Embed queries using the smaller sentence similarity model
Search the existing ExFaiss index for the document label most similar to the embedded query
Retrieve the top-label and add it to the query as context
Generate an answer for a prompt constructed with the question and context

You can view the full implementation here. You’ll notice it’s only around 100LOC for this entire process.

For this iteration of Heath we used the larger google/flan-t5-xl flan variant with no fine-tuning. The XL model proved to generate more coherent outputs, and was still able to run in a reasonably amount of time on a CPU.

Giving Heath access to context resulted in a big boost in performance. While he would still make up answers from time-to-time, he did significantly better at answering a wide-array of questions about Teller. With what ended up being a few hours of work, we had a decent solution. But, we can do even better still.

Labeling Data With Liveview

With the idea of Heath validated, it was time to do things properly. We needed to label data. We created a simple LiveView application for labeling instruction-response pairs from Slack data:

The idea is that we could pour through information available in Slack to generate a proper dataset for fine-tuning Heath, as well as give him access to more information in his index.

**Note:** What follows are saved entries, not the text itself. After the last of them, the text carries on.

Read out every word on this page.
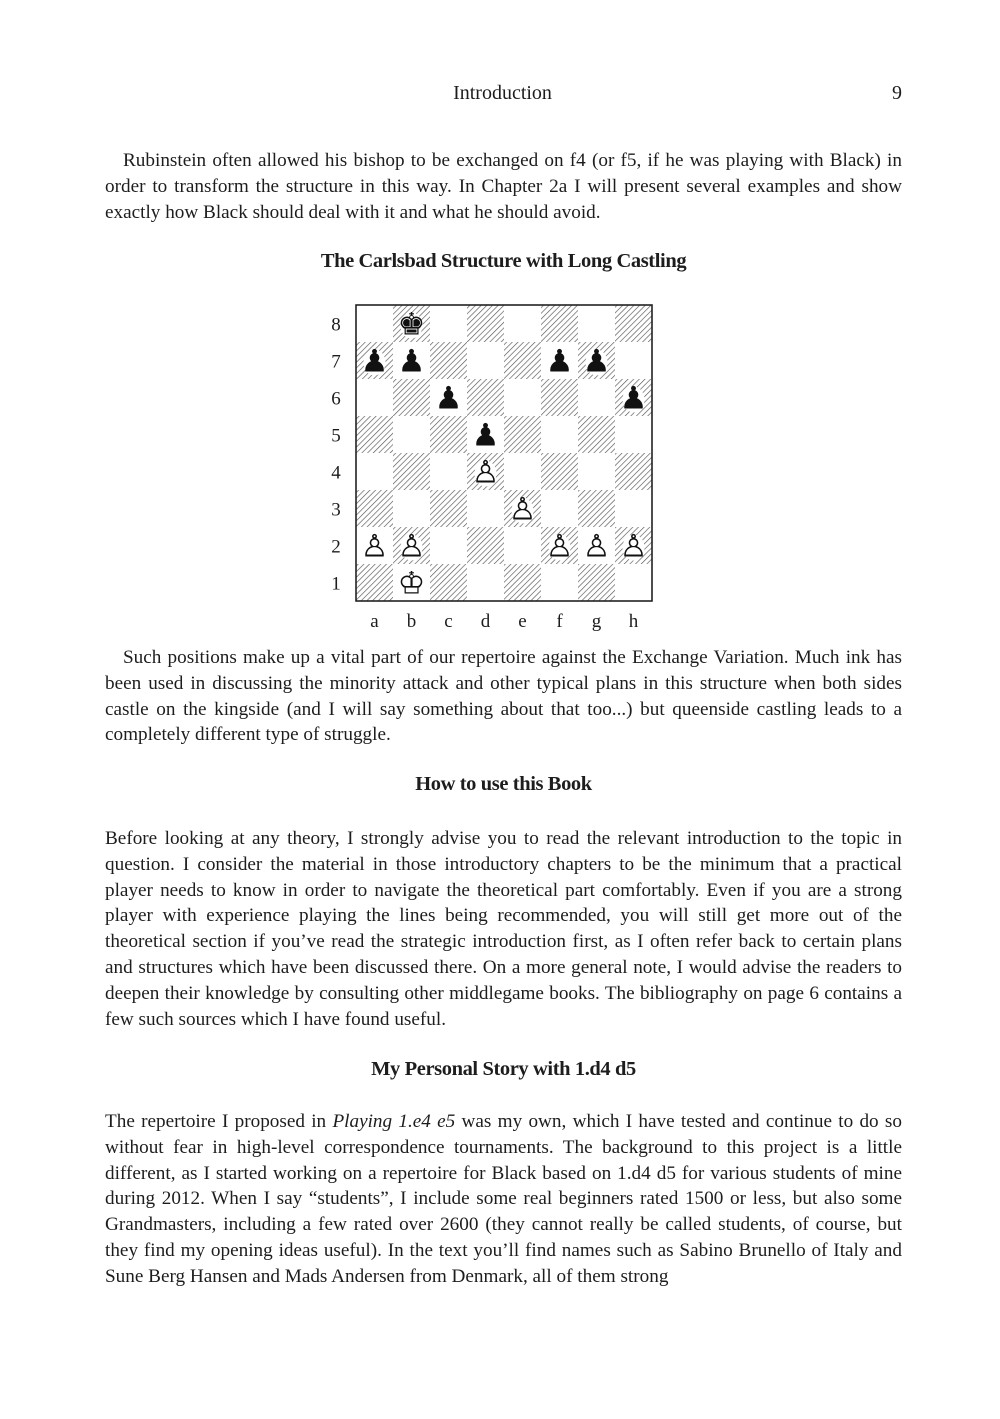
Introduction	9
Rubinstein often allowed his bishop to be exchanged on f4 (or f5, if he was playing with Black) in order to transform the structure in this way. In Chapter 2a I will present several examples and show exactly how Black should deal with it and what he should avoid.
The Carlsbad Structure with Long Castling
8
7
6
5
4
3
2
1
a b c d e f g h
♚
♟ ♟	♟ ♟
♟	♟
♟
♙
♙
♙ ♙	♙ ♙ ♙
♔
Such positions make up a vital part of our repertoire against the Exchange Variation. Much ink has been used in discussing the minority attack and other typical plans in this structure when both sides castle on the kingside (and I will say something about that too...) but queenside castling leads to a completely different type of struggle.
How to use this Book
Before looking at any theory, I strongly advise you to read the relevant introduction to the topic in question. I consider the material in those introductory chapters to be the minimum that a practical player needs to know in order to navigate the theoretical part comfortably. Even if you are a strong player with experience playing the lines being recommended, you will still get more out of the theoretical section if you’ve read the strategic introduction first, as I often refer back to certain plans and structures which have been discussed there. On a more general note, I would advise the readers to deepen their knowledge by consulting other middlegame books. The bibliography on page 6 contains a few such sources which I have found useful.
My Personal Story with 1.d4 d5
The repertoire I proposed in Playing 1.e4 e5 was my own, which I have tested and continue to do so without fear in high-level correspondence tournaments. The background to this project is a little different, as I started working on a repertoire for Black based on 1.d4 d5 for various students of mine during 2012. When I say “students”, I include some real beginners rated 1500 or less, but also some Grandmasters, including a few rated over 2600 (they cannot really be called students, of course, but they find my opening ideas useful). In the text you’ll find names such as Sabino Brunello of Italy and Sune Berg Hansen and Mads Andersen from Denmark, all of them strong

The labeling process is tedious and boring, but access to quality data is key to success.

Augmenting Heath’s Training Data

A couple of days after starting the labeling process, we had an idea to artificially increase the size of the dataset we currently had.

A recent trend when working with text is to use large language models like GPT-3 to generate training data. Coming up with support questions and answer pairs from Slack data is relatively easy, but it’s kind of tedious. The first quick augmentation strategy we used was to use the documentation to generate question and answer pairs directly. This strategy is simple: we break the documentation up into small chunks, and then prompt GPT-3 to generate 5 question-answer pairs about the paragraph presented. This results in a quick boost in the amount of available training data. The more documentation you have, the more question-answer pairs you can generate.

For support conversations, another simple augmentation strategy is to use GPT-3 to rephrase support questions. The goal of rephrasal is to generate new copies of the same question without changing the original meaning of the question. In our case, we also asked GPT-3 to rephrase the answer according to the question rephrasal. This was done to stop Heath from learning to be repetitive in his answers.

The final, even simpler augmentation strategy we used is to generate question lists from existing labeled data. One thing we noticed is that in practice a lot of customers come with multiple queries at once, listing out questions like:

What is Teller?
How do I use Teller?

We can generate a fixed number of new instruction-response pairs by randomly selecting multiple existing pairs (say 2-4) and creating a single instruction-response pair comprised of the list of instructions and responses. This strategy actually proved to work pretty well, in practice Heath does a good job of working with question lists.

With these augmentation strategies, we were able to increase the size of our oiginal dataset of about 200 labeled instruction-response pairs to 2000. In practice, you typically don’t want to rely so heavily on augmented data; however, our observations from fine-tuning Heath on the augmented dataset are that he does better than when trained on just our small set of original labels. Our plan is to go back through the augmented set and remove any erroneous entries, and iteratively improve the quality of Heath’s training set.

Bringing Heath to Life

With a validated approach and a trained model, it was time to bring Heath to life. We created a simple slack application which listens for mentions of Heath and replies to the query in a thread:

An example of Heath responding correctly to a question about Teller

An important part of this process is to collect feedback early and often. We also implemented a simple way to give Heath feedback directly from Slack by issuing corrections:

Right now Heath is in training. In the future, we plan to grow Heath and teach him to use tools, maintain conversations, and more.